A Cloud of Uncertainty Hangs over Claims Tied to Vaping
The news is full of stories about health-related vaping incidents. At this point, medical professionals haven’t even determined all the ways in which e-cigarettes can injure the human body – and vaping was initially promoted (somewhat innocently) as “an alternative to cigarettes.” But there have been issues ranging from breathing challenges to lengthy hospital stays for life-threatening lung conditions to a shocking number of deaths now being tied to the ingredients in vaping products.
In the fall of 2019, the Centers for Disease Control and Prevention (CDC) released official medical coding guidelines for e-cigarette/vaping product use and adopted the term “EVALI” to categorize the national outbreak of health care encounters tied to vaping. (EVALI stands for e-cigarette/vaping product use associated with lung injury.) The coding guidance was intended for use in conjunction with current ICD-10-CM classification and covers lung-related complications; poisoning and toxicity; and substance use, abuse and dependence.
Following that release, the CDC has been publishing updates addressing a nationwide outbreak of EVALI. In particular, the updates shared that the CDC is in the process of investigating lung injury associated with vitamin E acetate, which is an additive used as a thickening ingredient in some e-liquids. It often is found in products containing tetrahydrocannabinol (THC) – particularly those that are attained from unlicensed, non-regulated sources like in-person or online dealers. While vitamin E acetate is associated with EVALI, there is not yet sufficient evidence to rule out the contribution of other chemicals as well.
You might be wondering how this topic relates to the business of HM Insurance Group (HM). Well, we provide reinsurance products (Stop Loss, Provider Excess of Loss and HMO Reinsurance) that help to protect employers, providers and payers from the financial impact of catastrophic claims – an example of which would be a multimillion-dollar double lung transplant necessitated by a vaping incident. So, claims with diagnoses tied to vaping are on our radar as a potential threat to the financial well-being of all involved.
The reality is that covered persons may experience medical issues after vaping with regulated cartridges that can be purchased in gas stations, grocery stores, etc. But research is showing that more of the catastrophic hospitalizations are being linked to the use of vaping products that have been obtained through sources that are considered unlicensed, non-regulated and illegal.

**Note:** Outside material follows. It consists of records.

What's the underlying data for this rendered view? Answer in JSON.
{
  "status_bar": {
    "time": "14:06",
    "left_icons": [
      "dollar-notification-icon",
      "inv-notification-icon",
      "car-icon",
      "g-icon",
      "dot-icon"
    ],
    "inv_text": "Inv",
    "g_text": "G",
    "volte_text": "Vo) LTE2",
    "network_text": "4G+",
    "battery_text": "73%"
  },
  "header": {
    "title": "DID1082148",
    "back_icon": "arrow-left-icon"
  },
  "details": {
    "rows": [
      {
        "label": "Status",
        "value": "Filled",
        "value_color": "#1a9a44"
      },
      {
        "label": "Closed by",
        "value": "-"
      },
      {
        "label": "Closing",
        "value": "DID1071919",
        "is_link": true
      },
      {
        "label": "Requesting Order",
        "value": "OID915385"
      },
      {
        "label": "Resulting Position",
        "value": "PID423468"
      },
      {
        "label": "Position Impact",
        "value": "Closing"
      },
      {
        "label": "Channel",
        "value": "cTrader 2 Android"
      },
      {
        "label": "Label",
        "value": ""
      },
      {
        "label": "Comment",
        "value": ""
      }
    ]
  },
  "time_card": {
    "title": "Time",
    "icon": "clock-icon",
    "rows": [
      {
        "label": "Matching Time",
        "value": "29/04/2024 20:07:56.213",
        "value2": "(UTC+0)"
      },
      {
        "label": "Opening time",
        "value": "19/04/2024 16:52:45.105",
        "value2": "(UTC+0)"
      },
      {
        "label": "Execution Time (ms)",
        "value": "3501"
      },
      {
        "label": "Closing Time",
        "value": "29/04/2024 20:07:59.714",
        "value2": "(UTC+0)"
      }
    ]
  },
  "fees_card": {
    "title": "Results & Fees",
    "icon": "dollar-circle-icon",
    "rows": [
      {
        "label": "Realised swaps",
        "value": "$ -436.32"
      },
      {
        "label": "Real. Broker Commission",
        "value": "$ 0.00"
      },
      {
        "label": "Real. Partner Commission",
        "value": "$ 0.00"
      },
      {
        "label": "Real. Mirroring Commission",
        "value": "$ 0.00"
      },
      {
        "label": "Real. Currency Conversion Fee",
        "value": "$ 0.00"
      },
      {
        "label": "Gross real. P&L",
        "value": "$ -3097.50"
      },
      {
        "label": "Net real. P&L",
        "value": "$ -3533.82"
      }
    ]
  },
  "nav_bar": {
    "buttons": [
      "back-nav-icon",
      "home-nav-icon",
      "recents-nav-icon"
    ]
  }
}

Generally speaking, most insurance policies don’t cover claims that have resulted from illegal activity – it’s typically noted as such in plan documents. However, due to the relative newness of the issues related to vaping, some policy language may not be clear enough in its current state. Given the alarming statistics we are seeing with medical incidents tied to vaping, employer groups may want to consider clearly addressing what is, or is not, specifically covered under their plan documents as it relates to EVALI claims.
When you consider that the CDC has received 2,602 reports of hospitalized EVALI cases from all 50 states, the District Columbia and two U.S. territories (as of January 7, 2020), there clearly has been an outbreak of incidents. That same report also shared that there have been 57 deaths associated with EVALI that were confirmed in 27 states and the District of Columbia.
Claims tied to the use of substances often come as the biggest surprises. Less can be done to predict their cost trends. However, these types of incidents may be reduced by educating members about the risks involved. While the importance of proper care and treatment for patients experiencing life-threatening medical events tied to vaping should not be diminished by controversy, the fact remains that the use of substances and/or products obtained through non-retail, “street” level purchases could be classified as illegal activity.
The best protection for the group’s finances may be a clear-cut stance on what is or isn’t covered by the plan. Groups may wish to consider including plan document language that clearly addresses this issue. As such, the resulting high-cost claims may not be the responsibility of the plans or their reinsurers – their responsibility lies in addressing the topic long before an incident takes place by plainly stating parameters in their plan document language and by clearing the air with member education.
This is an informational article only and is not intended to provide legal advice, tax advice or advice on your health plan’s content and design. This article is not meant to address federal or other applicable laws for health plans. This article only includes HM’s suggested best practices for certain provisions in a health plan. You should consult with your legal counsel and/or a qualified plan design professional.
Sources: “ICD-10-CM Official Coding Guidelines – Supplement; Coding Encounters Related to E-Cigarette, or Vaping, Product Use, Centers for Disease Control and Prevention, October 17, 2019; “Outbreak of Lung Injury Associated with the Use of E-Cigarette, or Vaping, Products, Centers for Disease Control and Prevention, January 9, 2020.